Headaches. They come and go.
I fill out an inflammation index with over two hundred questions to help get a sense of what symptoms of inflammation bother me most in the day to day. My numbers come back glaringly high in the following areas: numbness, fatigue, skin rashes, gut issues. My total inflammation score is ninety-six. One hundred is considered severe. Zero to ten is ideal.
I never before looked at my physical conditions altogether like this. I’ve tried not to be so . . . comprehensive.
As diagnoses have stacked up, I’ve adapted to each new condition, accommodated myself to living with a little more numbness, a little more scratching, a degree more of fatigue, and more back pain and bowel issues, accepting the newest ailment or pain quotient into my repertoire, subliminally factoring it into my awareness of what I have to get up and work around each day. After a while, my memory of what I felt like before that newest physical glitch grows foggy.
* * *
IT’S AN ALP to climb, to try to combat all this with state of mind and see if we can get to the other side.
Meanwhile, Rowland-Seymour has it all in my file now—which is suddenly much thicker. Blood work, symptoms, inflammation scale. We have quite enough to use as a point of comparison to reassess where I am in a year versus where I am now.
* * *
WE CHAT FOR a moment about our goals in terms of the practices we will choose for my yearlong experiment. We reiterate our three primary objectives. We will focus on approaches that are (1) supported by current scientific literature and her clinical experience, (2) available to people no matter where they live and without great expense, and (3) gentle enough that most people, even those with limitations, can engage in them.
“Where would you like to start?” Rowland-Seymour asks.

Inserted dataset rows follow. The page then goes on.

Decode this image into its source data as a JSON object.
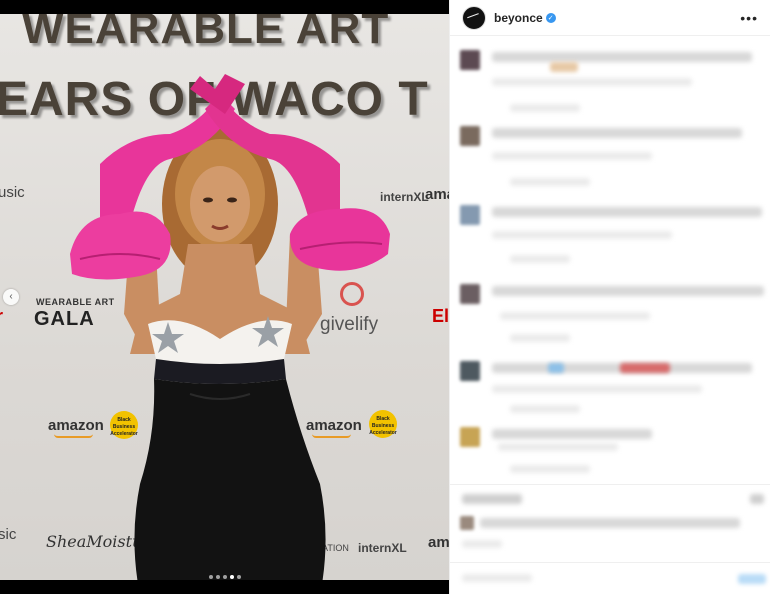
{
  "post": {
    "backdrop_line1": "WEARABLE ART",
    "backdrop_line2": "EARS OF WACO T",
    "logos": {
      "music_left_top": "usic",
      "music_left_bottom": "sic",
      "gala_top": "WEARABLE ART",
      "gala": "GALA",
      "givelify": "givelify",
      "amazon": "amazon",
      "badge": "Black Business Accelerator",
      "intern_right": "internXL",
      "intern_bottom": "internXL",
      "shea": "SheaMoisture",
      "ation": "ATION",
      "red_right": "El",
      "red_left": "r"
    },
    "carousel_dots": 5,
    "carousel_active": 4
  },
  "panel": {
    "username": "beyonce",
    "verified_glyph": "✓",
    "more_glyph": "•••"
  },
  "colors": {
    "glove_pink": "#e8359a",
    "dress_black": "#121212",
    "bodice_white": "#f4f2ee",
    "verified_blue": "#3897f0"
  }
}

“Meditation,” I say. “The literature on how meditation and mindfulness maximize the healing responses of the brain has been so compelling.” I’m hopeful that they can help me to reverse the negative stress-reactive processes in my brain that have long been set in place. I find myself deeply drawn to the idea of trying to sit and quiet my mind, I explain. I’m hungry to find out what it might be like to even momentarily silence the Pain Channel at will.
“Let’s begin with the inside—the brain—and work our way out to the body,” Rowland-Seymour suggests.

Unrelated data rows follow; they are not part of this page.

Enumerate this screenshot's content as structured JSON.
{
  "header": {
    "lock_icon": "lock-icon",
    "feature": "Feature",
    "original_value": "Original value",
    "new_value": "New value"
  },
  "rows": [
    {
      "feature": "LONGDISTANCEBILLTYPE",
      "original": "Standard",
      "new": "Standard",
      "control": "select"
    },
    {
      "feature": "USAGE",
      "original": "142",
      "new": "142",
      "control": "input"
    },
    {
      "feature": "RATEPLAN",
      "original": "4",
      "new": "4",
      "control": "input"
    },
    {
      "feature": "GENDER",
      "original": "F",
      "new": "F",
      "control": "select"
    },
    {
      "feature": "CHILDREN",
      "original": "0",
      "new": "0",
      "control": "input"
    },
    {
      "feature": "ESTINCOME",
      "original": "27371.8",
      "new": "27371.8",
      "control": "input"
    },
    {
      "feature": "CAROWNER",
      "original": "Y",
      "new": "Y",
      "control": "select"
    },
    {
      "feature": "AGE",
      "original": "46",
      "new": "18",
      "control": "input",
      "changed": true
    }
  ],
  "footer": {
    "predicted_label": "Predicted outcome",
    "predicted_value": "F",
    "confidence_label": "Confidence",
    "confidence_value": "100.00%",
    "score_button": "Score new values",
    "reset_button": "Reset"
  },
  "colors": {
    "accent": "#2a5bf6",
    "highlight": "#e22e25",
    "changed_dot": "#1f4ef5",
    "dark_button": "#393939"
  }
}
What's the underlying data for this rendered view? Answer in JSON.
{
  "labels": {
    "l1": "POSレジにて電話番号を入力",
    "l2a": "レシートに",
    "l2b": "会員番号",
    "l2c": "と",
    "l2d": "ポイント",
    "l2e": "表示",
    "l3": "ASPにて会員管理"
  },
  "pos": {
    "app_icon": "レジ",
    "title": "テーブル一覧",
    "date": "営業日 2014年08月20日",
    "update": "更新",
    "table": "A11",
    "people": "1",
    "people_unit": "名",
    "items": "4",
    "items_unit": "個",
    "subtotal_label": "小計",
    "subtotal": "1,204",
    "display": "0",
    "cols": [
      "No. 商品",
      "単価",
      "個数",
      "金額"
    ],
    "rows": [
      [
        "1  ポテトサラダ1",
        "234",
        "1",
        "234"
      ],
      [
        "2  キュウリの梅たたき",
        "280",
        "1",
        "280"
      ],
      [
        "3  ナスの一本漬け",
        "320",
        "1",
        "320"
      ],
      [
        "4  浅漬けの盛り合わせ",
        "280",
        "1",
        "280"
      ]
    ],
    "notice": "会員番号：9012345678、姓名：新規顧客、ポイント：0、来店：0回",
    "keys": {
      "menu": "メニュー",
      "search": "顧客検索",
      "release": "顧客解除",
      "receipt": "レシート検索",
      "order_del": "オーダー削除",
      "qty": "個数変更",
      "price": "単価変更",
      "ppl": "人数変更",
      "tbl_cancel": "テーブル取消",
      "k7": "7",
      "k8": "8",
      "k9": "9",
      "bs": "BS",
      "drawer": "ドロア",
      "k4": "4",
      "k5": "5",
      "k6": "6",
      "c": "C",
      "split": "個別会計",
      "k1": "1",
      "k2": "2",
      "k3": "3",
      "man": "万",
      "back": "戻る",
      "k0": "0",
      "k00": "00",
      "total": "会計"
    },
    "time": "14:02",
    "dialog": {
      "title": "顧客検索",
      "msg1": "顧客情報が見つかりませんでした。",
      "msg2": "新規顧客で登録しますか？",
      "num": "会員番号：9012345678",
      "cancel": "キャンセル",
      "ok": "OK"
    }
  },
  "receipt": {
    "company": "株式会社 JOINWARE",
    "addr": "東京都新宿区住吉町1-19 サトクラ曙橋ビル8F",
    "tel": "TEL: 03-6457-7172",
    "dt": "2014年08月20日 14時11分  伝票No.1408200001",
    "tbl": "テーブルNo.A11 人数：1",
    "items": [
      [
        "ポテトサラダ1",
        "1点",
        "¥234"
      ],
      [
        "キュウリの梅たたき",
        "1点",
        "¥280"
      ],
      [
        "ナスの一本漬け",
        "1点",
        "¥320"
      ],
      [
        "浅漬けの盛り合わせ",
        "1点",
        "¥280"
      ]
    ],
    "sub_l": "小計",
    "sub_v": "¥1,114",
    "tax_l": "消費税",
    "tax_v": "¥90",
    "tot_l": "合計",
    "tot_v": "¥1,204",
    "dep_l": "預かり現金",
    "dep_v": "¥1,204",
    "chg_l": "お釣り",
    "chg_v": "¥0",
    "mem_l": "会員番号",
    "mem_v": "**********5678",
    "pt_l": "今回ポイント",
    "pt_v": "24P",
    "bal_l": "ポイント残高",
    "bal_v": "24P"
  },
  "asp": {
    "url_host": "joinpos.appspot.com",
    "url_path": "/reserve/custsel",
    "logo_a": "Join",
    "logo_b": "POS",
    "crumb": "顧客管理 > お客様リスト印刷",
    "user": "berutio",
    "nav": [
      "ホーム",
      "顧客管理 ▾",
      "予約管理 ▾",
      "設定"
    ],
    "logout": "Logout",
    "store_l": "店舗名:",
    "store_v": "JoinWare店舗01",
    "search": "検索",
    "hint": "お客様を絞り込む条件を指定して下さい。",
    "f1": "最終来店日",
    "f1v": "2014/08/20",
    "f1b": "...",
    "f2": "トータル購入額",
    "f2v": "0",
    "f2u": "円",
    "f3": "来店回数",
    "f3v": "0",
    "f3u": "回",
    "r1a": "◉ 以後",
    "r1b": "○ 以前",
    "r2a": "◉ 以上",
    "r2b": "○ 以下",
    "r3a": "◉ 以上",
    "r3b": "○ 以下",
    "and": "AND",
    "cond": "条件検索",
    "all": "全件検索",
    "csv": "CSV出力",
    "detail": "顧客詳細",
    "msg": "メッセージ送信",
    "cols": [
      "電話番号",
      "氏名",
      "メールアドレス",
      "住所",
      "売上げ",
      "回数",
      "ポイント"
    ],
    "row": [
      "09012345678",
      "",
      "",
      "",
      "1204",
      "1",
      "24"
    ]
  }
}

“Yes,” I agree. As we talk, our plan emerges. I will spend the first half of my year—the fall and winter—attempting to alter my PIN response by trying to change my interior mental activity, and the manner in which I respond to life around me, through meditation. My efforts will center on a technique known as mindful breathing—a meditation approach in which we move our attention away from our spinning thoughts, using the breath as an anchor to help calm the mind. I’ll also explore loving-kindness meditation, or compassion meditation.

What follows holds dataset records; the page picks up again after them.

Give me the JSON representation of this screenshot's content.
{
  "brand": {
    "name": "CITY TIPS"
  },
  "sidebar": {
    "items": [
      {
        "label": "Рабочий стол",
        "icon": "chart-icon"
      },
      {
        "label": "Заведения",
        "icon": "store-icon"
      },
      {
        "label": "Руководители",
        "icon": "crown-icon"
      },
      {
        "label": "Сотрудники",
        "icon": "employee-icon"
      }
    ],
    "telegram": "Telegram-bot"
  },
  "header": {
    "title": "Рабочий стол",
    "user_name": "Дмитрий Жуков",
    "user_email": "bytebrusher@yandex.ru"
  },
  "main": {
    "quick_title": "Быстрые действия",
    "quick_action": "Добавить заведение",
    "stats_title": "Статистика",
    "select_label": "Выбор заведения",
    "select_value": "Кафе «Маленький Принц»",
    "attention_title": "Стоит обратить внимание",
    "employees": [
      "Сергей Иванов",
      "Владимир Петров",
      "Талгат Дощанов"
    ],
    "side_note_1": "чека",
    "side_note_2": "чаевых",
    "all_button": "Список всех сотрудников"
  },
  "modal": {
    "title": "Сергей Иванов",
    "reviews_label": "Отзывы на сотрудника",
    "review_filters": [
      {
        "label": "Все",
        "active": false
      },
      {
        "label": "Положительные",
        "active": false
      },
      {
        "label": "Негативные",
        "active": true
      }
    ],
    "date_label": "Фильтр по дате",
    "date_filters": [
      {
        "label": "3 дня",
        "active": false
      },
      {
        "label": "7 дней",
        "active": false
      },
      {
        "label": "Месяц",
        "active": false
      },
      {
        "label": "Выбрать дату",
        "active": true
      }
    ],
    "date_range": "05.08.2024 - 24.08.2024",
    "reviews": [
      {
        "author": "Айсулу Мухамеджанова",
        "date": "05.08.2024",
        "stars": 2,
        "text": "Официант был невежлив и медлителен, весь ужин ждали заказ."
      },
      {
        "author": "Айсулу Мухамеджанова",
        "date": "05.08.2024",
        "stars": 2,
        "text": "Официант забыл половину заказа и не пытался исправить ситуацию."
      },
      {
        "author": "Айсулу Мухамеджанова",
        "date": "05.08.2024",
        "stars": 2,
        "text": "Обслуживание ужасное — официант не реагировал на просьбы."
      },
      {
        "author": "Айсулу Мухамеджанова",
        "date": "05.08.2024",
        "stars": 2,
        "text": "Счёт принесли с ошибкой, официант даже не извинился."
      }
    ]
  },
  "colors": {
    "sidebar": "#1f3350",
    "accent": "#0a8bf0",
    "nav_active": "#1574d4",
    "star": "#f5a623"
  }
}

After I establish a solid practice in mindful breathing and loving-kindness meditation, I’ll spend the second half of my year—the spring and summer—exploring yoga, laughter yoga, exercise in general, and acupuncture, and the role these might play in redirecting our floating brain and PIN response. At the end of my year, I’ll evaluate what tools are working best for me and why.
I decide not to confess to Rowland-Seymour how scared I am that none of this will work on me.
But I think of my children, of how their “normal” is having a mom who lies on the floor at odd times. Of what my illness—the joy thief—has already robbed from them, when their idea of a good childhood is simply that I’m still alive.
I don’t want my Pain Channel to become the childhood pain that keeps them from the Life Channel—now, or twenty years from today. There has to be a better way.